NY Times Poll: People Prefer Default to Increasing the Debt Limit Without Cuts
by John Sexton 26 Sep 2013
I was reading through the NY Times poll results published yesterday when I came across this surprising response to question 43. Here is the full question:
43. As you may know, there is a debate in Washington about raising the federal debt ceiling, which is the amount of money that the federal government can borrow to pay its bills.
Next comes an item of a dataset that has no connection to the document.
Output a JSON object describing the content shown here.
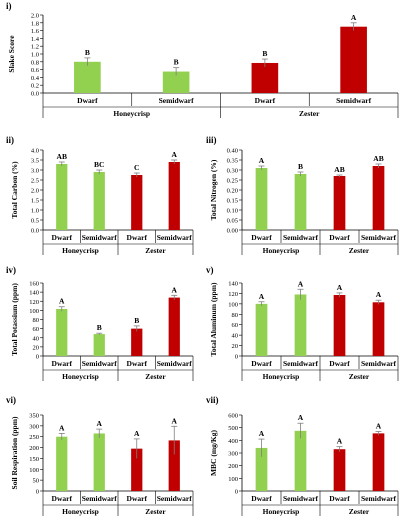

Which of these comes closest to your feelings about raising the debt ceiling now? 1. It should be raised without conditions, because the government must pay its existing bills and obligations; OR 2. It should be raised, but only with the condition that the government also cuts spending to offset it; OR 3. It should not be raised under any condition even if that means the U.S. could default on its loans and obligations.
Here are the results for each of those three options:
Raised without conditions - 17
Raised with spending cuts - 55
Not raised - 24
Don't Know - 4
As you can see, not raising the debt limit, even with the explicit possibility of default, is more popular than raising it without conditions, 24-17. People would rather go over the cliff than get nothing.
But the big majority of people in the middle want cuts to offset any increase in the limit. In other words, a majority expect Democrats to cut a deal. It's clear elsewhere in the poll that the public does not support tying an increase to a repeal of Obamacare, but most do want something back.
Given the overwhelming numbers, Democrats may find that comparing possible concessions to hostage-taking or suicide bombing is not going to go over well with the majority of the electorate.